No other bands mattered to me until a few years later when the Stray Cats came along. Next came the hair metal movement, shred guitar, learning about Frank Zappa, The Ventures, Leo Kottke, Chet Atkins, the list goes on and on… I loved it all!

I spent my first few years playing guitars of the air, tennis racket, and broom variety. My brother Chuck was gifted a deluxe plastic Dukes of Hazzard guitar for his 3rd or 4th birthday. We shared a bedroom and that thing mysteriously (*cough cough*) ended up in there. Nobody was around when I was rocking out to my records – I closed the bedroom door, put the needle on the record player, and was transported to being onstage with KISS at Madson Square Garden. That thing was a fuckin’ sweet upgrade from air/broom/tennis racket guitar. At least it was the right shape and had “strings” on it. Even if they were plastic and served no purpose other than to look like strings.
In 1986, mom asked me if I was interested in guitar lessons. An amazing guitar teacher named Peter Bergman recently moved into the house on the other side of our backyard fence. For the next several years I took lessons from Peter every week, plowing through the Hal Leonard beginner books, moving on to the Berklee Modern Method books, Segovia scales, classical pieces (all of which Peter presented to me as we went along), and my main interest at the time: rock and roll. Have you ever heard of someone bringing 2 guitars to a guitar lesson? I did that.
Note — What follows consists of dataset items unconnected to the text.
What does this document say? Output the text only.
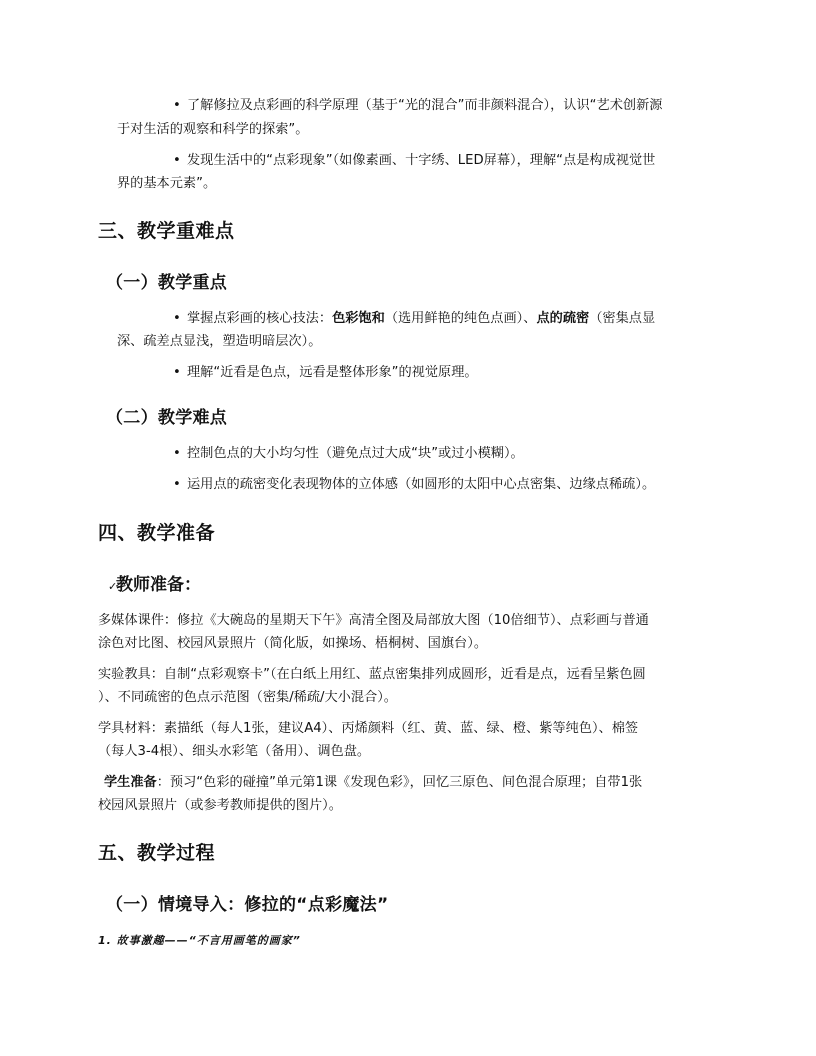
• 了解修拉及点彩画的科学原理（基于“光的混合”而非颜料混合），认识“艺术创新源
于对生活的观察和科学的探索”。
• 发现生活中的“点彩现象”（如像素画、十字绣、LED屏幕），理解“点是构成视觉世
界的基本元素”。
三、教学重难点
（一）教学重点
• 掌握点彩画的核心技法：色彩饱和（选用鲜艳的纯色点画）、点的疏密（密集点显
深、疏差点显浅，塑造明暗层次）。
• 理解“近看是色点，远看是整体形象”的视觉原理。
（二）教学难点
• 控制色点的大小均匀性（避免点过大成“块”或过小模糊）。
• 运用点的疏密变化表现物体的立体感（如圆形的太阳中心点密集、边缘点稀疏）。
四、教学准备
✓教师准备：
多媒体课件：修拉《大碗岛的星期天下午》高清全图及局部放大图（10倍细节）、点彩画与普通
涂色对比图、校园风景照片（简化版，如操场、梧桐树、国旗台）。
实验教具：自制“点彩观察卡”（在白纸上用红、蓝点密集排列成圆形，近看是点，远看呈紫色圆
）、不同疏密的色点示范图（密集/稀疏/大小混合）。
学具材料：素描纸（每人1张，建议A4）、丙烯颜料（红、黄、蓝、绿、橙、紫等纯色）、棉签
（每人3-4根）、细头水彩笔（备用）、调色盘。
学生准备：预习“色彩的碰撞”单元第1课《发现色彩》，回忆三原色、间色混合原理；自带1张
校园风景照片（或参考教师提供的图片）。
五、教学过程
（一）情境导入：修拉的“点彩魔法”
1. 故事激趣——“不言用画笔的画家”
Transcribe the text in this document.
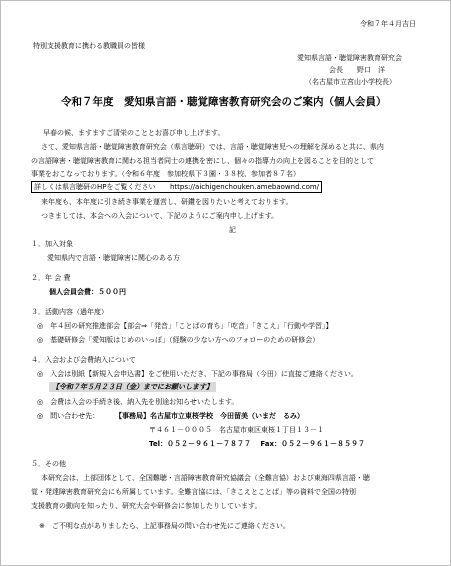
令和７年４月吉日
特別支援教育に携わる教職員の皆様
愛知県言語・聴覚障害教育研究会
会長　　野口　洋
（名古屋市立宮山小学校長）
令和７年度　愛知県言語・聴覚障害教育研究会のご案内（個人会員）
早春の候、ますますご清栄のこととお喜び申し上げます。
さて、愛知県言語・聴覚障害教育研究会（県言聴研）では、言語・聴覚障害児への理解を深めると共に、県内
の言語障害・聴覚障害教育に関わる担当者同士の連携を密にし、個々の指導力の向上を図ることを目的として
事業をおこなっております。（令和６年度　参加校県下３園・３８校、参加者８７名）
詳しくは県言聴研のHPをご覧ください https://aichigenchouken.amebaownd.com/
来年度も、本年度に引き続き事業を運営し、研鑽を図りたいと考えております。
つきましては、本会への入会について、下記のようにご案内申し上げます。
記
１．加入対象
愛知県内で言語・聴覚障害に関心のある方
２．年 会 費
個人会員会費：５００円
３．活動内容（過年度）
◎　年４回の研究推進部会【部会⇒「発音」「ことばの育ち」「吃音」「きこえ」「行動や学習」】
◎　基礎研修会「愛知版はじめのいっぽ」（経験の少ない方へのフォローのための研修会）
４．入会および会費納入について
◎　入会は別紙【新規入会申込書】をご使用いただき、下記の事務局（今田）に直接ご連絡ください。
【令和７年５月２３日（金）までにお願いします】
◎　会費は入会の手続き後、納入先を別途お知らせいたします。
◎　問い合わせ先： 【事務局】名古屋市立東桜学校　今田留美（いまだ　るみ）
〒４６１－０００５　名古屋市東区東桜１丁目１３－１
Tel：０５２－９６１－７８７７　 Fax：０５２－９６１－８５９７
５．その他
本研究会は、上部団体として、全国難聴・言語障害教育研究協議会（全難言協）および東海四県言語・聴
覚・発達障害教育研究会にも所属しています。全難言協には、「きこえとことば」等の資料で全国の特別
支援教育の動向を知ったり、研究大会や研修会に参加したりしています。
※　ご不明な点がありましたら、上記事務局の問い合わせ先にご連絡ください。
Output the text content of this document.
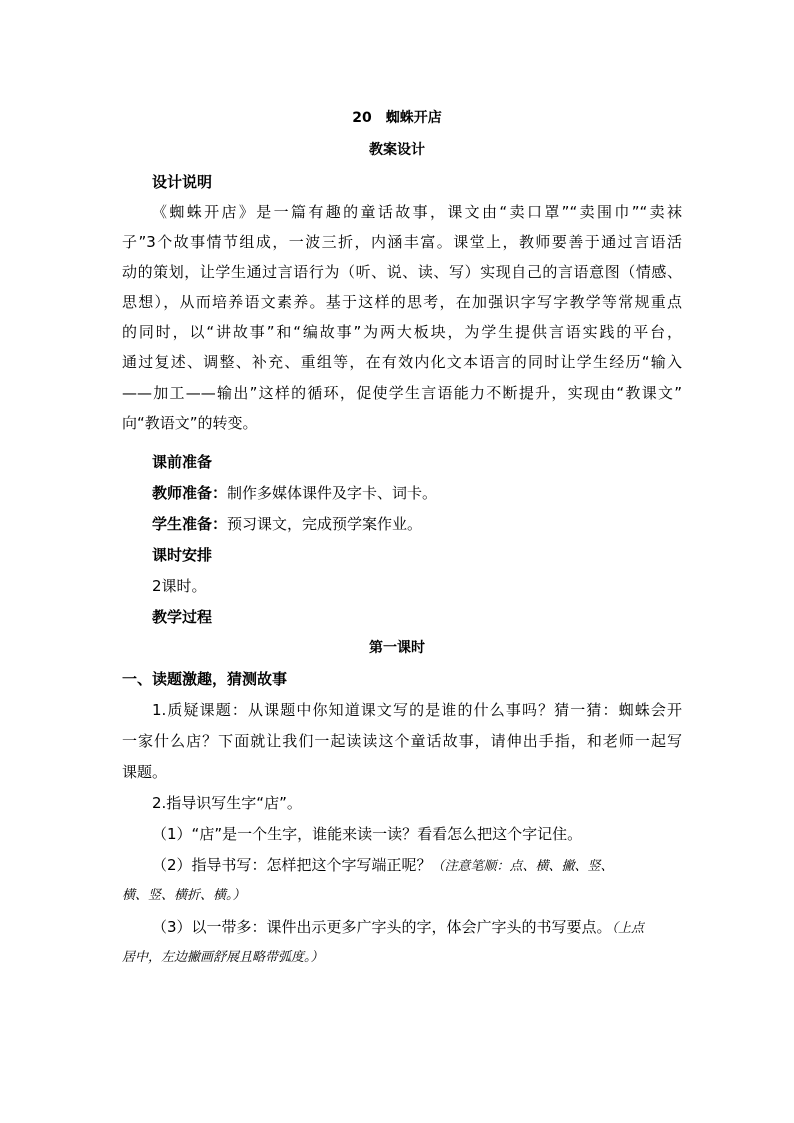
20　蜘蛛开店
教案设计
设计说明
《蜘蛛开店》是一篇有趣的童话故事，课文由“卖口罩”“卖围巾”“卖袜
子”3个故事情节组成，一波三折，内涵丰富。课堂上，教师要善于通过言语活
动的策划，让学生通过言语行为（听、说、读、写）实现自己的言语意图（情感、
思想），从而培养语文素养。基于这样的思考，在加强识字写字教学等常规重点
的同时，以“讲故事”和“编故事”为两大板块，为学生提供言语实践的平台，
通过复述、调整、补充、重组等，在有效内化文本语言的同时让学生经历“输入
——加工——输出”这样的循环，促使学生言语能力不断提升，实现由“教课文”
向“教语文”的转变。
课前准备
教师准备：制作多媒体课件及字卡、词卡。
学生准备：预习课文，完成预学案作业。
课时安排
2课时。
教学过程
第一课时
一、读题激趣，猜测故事
1.质疑课题：从课题中你知道课文写的是谁的什么事吗？猜一猜：蜘蛛会开
一家什么店？下面就让我们一起读读这个童话故事，请伸出手指，和老师一起写
课题。
2.指导识写生字“店”。
（1）“店”是一个生字，谁能来读一读？看看怎么把这个字记住。
（2）指导书写：怎样把这个字写端正呢？（注意笔顺：点、横、撇、竖、
横、竖、横折、横。）
（3）以一带多：课件出示更多广字头的字，体会广字头的书写要点。（上点
居中，左边撇画舒展且略带弧度。）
After I bought my first electric, we’d focus half the lesson time on classical guitar and the other half on electric.
By the time the mid-1990s rolled around I started figuring out how to get the music I was hearing in my head on to tape. There was a lot of idea buildup at that point. Most of it was crap, but the hamster wheel of ideas kept on spinning. In addition to drawing inspiration from movies, tv, and a ton of other bands/artists (including those mentioned above), I have a thing called synesthesia. It makes me “see” colors in sound – something I always assumed was built into everyone’s brains until about 10 years ago when someone told me what it’s called, and that it’s not very common. It makes songwriting more of a combination of playing guitar and painting.
And then there’s drawing, which I love as much as playing guitar and have been doing long before (at the time) I discovered the guitar. My earliest memory of holding a drawing utensil in my hand was when I was probably 3 or 4 and my mom found me scribbling on the upholstered dining room chairs with one of these:
Oops, sorry mom. We only had so many chairs, so it was pretty much paper and markers after that.